Majal
- Founded: 2006
- Founder: Esra'a Al Shafei
- Type: Not-for-Profit
- Focus: freedom of information, access to information, free open-source Internet projects.
- Region served: MENA
- Website: majal.org

= Majal (organization) =

Middle East & North African non-profit social justice organization

Majal is a regional not-for-profit organization focused on "amplifying voices of dissent" throughout the Middle East and North Africa via digital media. Founded in Bahrain, the organization "creates platforms and web applications that promote freedom of expression and social justice."

Majal, which relies on open source platforms, like WordPress and Ruby on Rails, was launched in 2006 by Esra'a Al Shafei as a simple group-blogging idea. However, it has changed course to focus on the development of unique applications and tools.

== Objectives and means ==

Majal's content, in addition to its projects and applications, is free open source content to ensure right to access information for everyone.

The organization uses a broad spectrum of social media tools, ranging from written blogs, podcasts, vlogs, comics, video animation and pictures to live broadcasting through radio.

== Projects and applications ==

Majal runs various active projects that include Alliance for Kurdish Rights, The Muslim Network for Baháʼí Rights, a discussion tool for Arab LGBT youth and various Mobile apps.

== Funding ==

Majal is funded through private donations and grants from non-governmental organizations, as well as any potential revenues earned through freelance development. Its primary funders are the Shuttleworth Foundation and the Omidyar Network.

In 2008, Majal won the Berkman Award from the Berkman Klein Center for Internet & Society at Harvard University in the Human Rights/Global Advocacy category. This $10,000 award was Majal’s first source of funding. This award is presented to “people or institutions that have made a significant contribution to the Internet and its impact on society over the past decade.” In 2009, the March 18 Movement, a project of Majal, received the Think Social Award, which demonstrates how social media can be used to solve the world’s problems. Esra'a Al-Shafei was named a 2009 Echoing Green Fellow for Civil and Human Rights, a seed funding award for young entrepreneurs engaged in social change. Financially, the fellowship consists of a $60,000 stipend paid over two years. Most recently, MEY has received a grant from the Arab Fund for Arts and Culture for its Mideast Tunes website.

== Awards ==

- Winner of Human Rights Tulip 2014 Human Rights Tulip - Human rights - Government.nl
- Ashoka Changemakers Citizen Media competition in 2011 for their CrowdVoice project.
- Monaco Media Prize 2011 for Majal founder and director Esra'a Al Shafei in 2011.
- The BOBS Special Topic Human Rights award in 2011 for the Majal website Migrant Rights.
- ThinkSocial Award in 2009, as powerful model for how social media can be used to address global problems.
- Echoing Green, 2009 Fellowship.
- TEDGlobal 2009 Fellowship.
- Berkman Award for Internet Innovation from Berkman Klein Center for Internet & Society at Harvard Law School in 2008 for the outstanding contributions to the internet and its impact on society.
- The Global Journal selected Majal as one of the Top 100 NGOs in 2013.
- 2013-2014 Shuttleworth Foundation Fellowship.

== Leadership ==

Majal team is led primarily by women. The organization was founded by Esra'a Al Shafei, a blogger from Bahrain in 2006. Ahmed Zidan of Egypt has served for over three years as the Editor-in-Chief of Majal Arabic, and is the co-founder of Ahwaa, and is also a podcaster. Other team members include Mona Kareem, Rima Kalush, Abir Ghattas, Namita Malhotra, and Vani Saraswathi.
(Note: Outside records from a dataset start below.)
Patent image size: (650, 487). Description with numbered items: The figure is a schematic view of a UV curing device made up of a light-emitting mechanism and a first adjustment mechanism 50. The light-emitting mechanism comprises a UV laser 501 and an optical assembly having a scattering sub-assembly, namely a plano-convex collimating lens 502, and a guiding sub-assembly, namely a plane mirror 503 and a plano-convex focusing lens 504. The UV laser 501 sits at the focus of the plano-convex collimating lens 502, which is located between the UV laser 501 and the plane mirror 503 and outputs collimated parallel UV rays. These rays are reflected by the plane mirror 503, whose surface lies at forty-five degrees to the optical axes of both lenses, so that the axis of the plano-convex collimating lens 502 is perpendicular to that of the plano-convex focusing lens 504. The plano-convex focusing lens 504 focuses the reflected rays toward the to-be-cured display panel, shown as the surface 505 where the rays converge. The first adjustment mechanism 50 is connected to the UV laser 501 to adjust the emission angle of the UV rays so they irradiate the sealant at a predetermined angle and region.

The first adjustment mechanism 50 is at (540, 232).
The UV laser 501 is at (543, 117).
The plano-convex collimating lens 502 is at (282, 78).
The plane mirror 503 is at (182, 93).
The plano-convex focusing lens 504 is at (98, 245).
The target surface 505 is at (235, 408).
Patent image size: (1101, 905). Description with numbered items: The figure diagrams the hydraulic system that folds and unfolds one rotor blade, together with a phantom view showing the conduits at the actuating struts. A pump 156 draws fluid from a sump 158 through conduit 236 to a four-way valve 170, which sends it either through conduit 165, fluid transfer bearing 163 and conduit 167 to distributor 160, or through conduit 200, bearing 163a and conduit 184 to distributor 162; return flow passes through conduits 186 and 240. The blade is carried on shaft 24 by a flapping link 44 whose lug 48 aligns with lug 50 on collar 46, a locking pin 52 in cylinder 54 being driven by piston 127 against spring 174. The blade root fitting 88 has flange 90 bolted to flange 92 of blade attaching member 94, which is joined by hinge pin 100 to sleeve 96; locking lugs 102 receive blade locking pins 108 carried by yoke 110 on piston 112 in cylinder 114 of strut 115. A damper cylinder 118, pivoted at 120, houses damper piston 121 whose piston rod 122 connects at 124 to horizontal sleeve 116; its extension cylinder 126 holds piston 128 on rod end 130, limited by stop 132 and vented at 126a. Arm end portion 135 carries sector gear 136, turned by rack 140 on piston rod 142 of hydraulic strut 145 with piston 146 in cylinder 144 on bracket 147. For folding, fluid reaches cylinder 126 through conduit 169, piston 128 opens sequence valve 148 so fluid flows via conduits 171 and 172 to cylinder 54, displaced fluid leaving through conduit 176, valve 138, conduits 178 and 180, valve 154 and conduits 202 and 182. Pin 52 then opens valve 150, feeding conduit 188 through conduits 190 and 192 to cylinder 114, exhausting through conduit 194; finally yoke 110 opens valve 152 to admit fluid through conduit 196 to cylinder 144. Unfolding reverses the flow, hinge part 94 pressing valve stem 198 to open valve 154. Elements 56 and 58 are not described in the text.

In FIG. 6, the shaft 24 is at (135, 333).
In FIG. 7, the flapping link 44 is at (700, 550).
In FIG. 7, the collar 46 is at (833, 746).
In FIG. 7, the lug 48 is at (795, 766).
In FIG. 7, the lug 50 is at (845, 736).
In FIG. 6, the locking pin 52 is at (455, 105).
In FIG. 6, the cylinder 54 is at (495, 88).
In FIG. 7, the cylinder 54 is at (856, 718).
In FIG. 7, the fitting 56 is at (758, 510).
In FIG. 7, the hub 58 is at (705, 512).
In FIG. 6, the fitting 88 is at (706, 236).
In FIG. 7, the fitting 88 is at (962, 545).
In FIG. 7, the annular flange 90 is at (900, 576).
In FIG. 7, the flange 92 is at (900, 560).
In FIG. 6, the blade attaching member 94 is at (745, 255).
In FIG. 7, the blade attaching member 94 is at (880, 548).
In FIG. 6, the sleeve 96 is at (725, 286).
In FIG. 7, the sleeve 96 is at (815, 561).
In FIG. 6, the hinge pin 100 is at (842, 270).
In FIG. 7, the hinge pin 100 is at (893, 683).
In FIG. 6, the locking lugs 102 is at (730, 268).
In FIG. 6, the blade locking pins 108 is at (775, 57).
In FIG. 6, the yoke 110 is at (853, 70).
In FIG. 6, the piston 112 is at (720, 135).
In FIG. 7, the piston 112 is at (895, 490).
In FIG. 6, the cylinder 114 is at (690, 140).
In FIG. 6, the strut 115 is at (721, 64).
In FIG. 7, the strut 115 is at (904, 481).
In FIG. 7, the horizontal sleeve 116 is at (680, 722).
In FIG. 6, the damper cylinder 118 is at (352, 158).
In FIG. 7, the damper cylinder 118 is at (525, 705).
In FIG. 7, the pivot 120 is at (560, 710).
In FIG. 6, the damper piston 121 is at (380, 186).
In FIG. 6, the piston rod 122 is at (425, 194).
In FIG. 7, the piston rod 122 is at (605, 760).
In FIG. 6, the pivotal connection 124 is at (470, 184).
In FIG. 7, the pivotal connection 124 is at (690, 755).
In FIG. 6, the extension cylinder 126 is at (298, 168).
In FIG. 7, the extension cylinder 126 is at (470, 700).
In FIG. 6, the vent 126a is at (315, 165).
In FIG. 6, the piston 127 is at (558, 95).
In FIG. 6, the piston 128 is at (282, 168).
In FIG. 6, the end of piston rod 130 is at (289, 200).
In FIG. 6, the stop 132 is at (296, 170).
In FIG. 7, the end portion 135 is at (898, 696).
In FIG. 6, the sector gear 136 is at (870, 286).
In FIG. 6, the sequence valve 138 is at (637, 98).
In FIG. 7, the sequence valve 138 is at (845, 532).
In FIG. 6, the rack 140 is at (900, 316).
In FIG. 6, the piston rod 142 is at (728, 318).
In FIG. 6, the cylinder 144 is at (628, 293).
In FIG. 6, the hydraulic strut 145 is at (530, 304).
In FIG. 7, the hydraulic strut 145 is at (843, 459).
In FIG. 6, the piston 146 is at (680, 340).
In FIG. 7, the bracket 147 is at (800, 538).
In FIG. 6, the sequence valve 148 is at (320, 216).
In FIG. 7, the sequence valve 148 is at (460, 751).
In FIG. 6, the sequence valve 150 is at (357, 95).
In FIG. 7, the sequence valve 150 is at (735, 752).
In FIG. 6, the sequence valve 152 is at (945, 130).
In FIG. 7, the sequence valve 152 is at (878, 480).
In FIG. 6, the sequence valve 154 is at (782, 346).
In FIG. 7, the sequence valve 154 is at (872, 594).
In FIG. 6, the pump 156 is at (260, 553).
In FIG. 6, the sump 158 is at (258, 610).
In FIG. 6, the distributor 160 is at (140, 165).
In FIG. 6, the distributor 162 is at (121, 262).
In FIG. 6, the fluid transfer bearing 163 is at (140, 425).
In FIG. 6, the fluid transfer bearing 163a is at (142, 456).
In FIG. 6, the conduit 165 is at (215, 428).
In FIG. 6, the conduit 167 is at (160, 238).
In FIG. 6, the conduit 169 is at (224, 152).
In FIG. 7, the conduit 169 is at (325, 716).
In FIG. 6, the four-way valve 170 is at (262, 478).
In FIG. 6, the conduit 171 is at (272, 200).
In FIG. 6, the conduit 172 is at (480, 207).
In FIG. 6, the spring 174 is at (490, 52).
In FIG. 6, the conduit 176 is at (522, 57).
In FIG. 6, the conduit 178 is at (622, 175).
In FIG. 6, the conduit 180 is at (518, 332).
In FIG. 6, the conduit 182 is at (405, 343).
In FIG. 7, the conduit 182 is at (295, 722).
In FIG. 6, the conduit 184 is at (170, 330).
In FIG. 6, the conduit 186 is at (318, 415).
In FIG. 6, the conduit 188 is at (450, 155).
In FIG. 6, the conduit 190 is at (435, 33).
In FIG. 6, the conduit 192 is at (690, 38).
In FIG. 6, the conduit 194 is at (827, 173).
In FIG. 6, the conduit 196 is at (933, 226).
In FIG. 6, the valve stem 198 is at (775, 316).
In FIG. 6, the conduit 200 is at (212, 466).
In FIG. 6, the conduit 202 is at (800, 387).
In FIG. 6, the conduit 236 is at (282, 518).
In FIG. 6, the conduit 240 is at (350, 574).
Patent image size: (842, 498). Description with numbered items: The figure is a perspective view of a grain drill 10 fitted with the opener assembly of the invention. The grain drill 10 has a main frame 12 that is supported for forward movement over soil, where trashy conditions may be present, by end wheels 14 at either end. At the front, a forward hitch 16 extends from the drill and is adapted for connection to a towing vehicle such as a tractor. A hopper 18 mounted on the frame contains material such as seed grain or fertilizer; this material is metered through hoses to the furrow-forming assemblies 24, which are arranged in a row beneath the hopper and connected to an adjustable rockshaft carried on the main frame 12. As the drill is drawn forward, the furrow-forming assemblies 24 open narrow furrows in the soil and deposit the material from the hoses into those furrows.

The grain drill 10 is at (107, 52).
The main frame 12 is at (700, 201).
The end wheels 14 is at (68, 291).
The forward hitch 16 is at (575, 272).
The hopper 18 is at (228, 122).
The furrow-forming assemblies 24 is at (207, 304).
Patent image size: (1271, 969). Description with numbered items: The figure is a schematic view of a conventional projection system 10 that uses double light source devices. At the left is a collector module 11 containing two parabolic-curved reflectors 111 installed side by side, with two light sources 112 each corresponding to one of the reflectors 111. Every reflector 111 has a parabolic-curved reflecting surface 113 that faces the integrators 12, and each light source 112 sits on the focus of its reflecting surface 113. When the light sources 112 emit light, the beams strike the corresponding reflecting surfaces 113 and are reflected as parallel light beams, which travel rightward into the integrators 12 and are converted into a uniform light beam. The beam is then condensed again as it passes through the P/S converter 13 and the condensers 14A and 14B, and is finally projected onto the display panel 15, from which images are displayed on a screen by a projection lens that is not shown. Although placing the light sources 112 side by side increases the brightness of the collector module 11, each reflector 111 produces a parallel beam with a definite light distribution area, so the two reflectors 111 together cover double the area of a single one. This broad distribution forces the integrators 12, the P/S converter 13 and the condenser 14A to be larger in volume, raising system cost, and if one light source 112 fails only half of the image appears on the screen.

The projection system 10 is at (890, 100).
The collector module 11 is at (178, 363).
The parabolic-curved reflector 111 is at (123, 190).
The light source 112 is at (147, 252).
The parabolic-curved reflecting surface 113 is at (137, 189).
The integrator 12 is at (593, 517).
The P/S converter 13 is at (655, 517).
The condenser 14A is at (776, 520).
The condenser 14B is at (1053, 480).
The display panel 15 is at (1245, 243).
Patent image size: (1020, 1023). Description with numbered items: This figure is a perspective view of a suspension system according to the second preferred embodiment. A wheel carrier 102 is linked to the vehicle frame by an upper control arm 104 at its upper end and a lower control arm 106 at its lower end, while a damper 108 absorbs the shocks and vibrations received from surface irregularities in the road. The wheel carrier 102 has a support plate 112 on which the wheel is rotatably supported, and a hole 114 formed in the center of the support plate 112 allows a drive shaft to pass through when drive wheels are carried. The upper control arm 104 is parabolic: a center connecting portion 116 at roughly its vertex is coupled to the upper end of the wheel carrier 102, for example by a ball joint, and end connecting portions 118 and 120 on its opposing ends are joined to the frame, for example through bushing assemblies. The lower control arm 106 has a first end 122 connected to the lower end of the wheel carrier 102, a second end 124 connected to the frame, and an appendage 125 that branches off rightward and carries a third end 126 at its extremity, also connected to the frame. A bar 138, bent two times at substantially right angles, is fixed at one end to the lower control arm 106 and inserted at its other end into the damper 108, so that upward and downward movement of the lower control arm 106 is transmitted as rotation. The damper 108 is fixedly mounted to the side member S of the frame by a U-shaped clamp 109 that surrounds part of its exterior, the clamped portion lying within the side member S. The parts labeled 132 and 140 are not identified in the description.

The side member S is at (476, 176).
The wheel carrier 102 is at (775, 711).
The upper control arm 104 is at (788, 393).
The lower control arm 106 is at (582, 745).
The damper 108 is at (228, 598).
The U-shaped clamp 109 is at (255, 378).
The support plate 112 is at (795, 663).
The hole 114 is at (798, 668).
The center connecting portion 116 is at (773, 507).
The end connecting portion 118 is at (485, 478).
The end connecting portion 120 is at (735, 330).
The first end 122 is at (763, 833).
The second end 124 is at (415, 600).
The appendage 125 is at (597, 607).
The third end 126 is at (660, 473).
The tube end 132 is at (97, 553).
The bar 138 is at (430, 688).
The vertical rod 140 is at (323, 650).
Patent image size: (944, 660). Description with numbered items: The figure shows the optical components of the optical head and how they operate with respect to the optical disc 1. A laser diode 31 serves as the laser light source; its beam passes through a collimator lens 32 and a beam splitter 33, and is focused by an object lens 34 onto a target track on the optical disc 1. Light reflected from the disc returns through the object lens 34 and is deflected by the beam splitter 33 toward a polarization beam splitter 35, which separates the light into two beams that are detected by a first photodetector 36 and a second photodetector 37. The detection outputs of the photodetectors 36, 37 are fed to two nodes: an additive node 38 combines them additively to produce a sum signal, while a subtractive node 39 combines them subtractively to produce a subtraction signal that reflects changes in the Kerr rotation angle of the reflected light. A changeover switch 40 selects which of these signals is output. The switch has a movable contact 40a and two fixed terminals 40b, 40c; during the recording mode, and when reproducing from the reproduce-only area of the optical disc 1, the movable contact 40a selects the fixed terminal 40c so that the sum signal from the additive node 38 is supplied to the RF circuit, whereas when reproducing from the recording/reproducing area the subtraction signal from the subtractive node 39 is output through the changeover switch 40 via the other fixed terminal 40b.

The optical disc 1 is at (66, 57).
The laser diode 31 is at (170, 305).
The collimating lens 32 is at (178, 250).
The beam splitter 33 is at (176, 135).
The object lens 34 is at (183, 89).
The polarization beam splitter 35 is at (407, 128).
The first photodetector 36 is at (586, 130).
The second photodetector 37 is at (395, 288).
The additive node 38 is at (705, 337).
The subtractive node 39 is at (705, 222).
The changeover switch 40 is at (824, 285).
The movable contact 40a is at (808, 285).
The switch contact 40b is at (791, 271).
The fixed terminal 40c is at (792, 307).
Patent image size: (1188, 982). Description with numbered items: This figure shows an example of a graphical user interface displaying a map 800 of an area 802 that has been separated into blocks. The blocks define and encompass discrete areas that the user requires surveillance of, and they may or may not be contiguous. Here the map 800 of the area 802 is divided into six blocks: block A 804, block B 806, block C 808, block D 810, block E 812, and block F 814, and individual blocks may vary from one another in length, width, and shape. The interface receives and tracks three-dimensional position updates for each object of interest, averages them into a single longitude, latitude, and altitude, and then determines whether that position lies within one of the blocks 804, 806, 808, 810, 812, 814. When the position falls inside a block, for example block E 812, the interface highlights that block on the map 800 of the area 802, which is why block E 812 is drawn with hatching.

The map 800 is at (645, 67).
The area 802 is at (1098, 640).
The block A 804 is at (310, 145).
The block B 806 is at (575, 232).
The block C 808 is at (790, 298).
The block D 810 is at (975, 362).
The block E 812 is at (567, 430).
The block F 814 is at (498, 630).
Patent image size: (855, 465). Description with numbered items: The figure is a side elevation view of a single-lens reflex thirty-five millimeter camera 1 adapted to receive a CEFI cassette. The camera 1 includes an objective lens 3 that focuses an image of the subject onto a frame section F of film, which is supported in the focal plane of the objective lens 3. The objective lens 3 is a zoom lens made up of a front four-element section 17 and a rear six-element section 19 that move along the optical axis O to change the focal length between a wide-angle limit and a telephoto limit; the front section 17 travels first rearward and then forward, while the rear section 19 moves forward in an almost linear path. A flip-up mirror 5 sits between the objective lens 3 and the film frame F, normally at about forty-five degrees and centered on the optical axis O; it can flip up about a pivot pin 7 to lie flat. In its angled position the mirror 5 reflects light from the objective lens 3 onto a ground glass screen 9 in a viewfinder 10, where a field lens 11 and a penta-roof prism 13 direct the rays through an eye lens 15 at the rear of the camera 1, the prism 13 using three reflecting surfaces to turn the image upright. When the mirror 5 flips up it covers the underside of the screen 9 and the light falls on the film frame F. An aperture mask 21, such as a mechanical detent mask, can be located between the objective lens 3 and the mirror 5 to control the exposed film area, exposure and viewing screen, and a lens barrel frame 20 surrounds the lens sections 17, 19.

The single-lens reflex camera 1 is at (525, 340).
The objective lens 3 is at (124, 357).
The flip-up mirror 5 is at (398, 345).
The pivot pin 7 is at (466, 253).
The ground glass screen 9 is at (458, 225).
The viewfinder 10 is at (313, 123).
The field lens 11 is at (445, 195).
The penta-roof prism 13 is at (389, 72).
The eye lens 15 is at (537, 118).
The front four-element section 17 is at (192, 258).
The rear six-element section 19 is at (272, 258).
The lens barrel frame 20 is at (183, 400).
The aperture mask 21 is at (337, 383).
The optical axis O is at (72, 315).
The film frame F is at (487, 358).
== 2011 Middle East and North Africa protests ==

Blogs and video played a role in the documentation of protests throughout the Middle East and North Africa during 2010-2011, also known as the Arab Spring. During this period, MEY's project, CrowdVoice (launched in 2010) helped curate and archive the large amounts of videos, images, and eye-witness reports being aggregated and crowdsourced from across the region. As a result, it had been censored temporarily in Yemen and is still censored in Bahrain.

== Media coverage ==

Majal claims to have received various coverage from news agencies, TV satellite channels, radio stations, newspapers, magazines. For instance, Sky News, CNN, New York Times, BBC, The Guardian, NPR, Time, MTV political blog "Act", VH1, Daily Telegraph, Die Zeit, Frankfurter Rundschau FR-online, Toronto Star, TechCrunch, Rolling Stone Middle East, Abu Dhabi TV, Gulf News, Al-Hasnaa' magazine, ReadWriteWeb, Mashable, The Next Web, Radio Sawt Beirut International, Radio Farda among many others.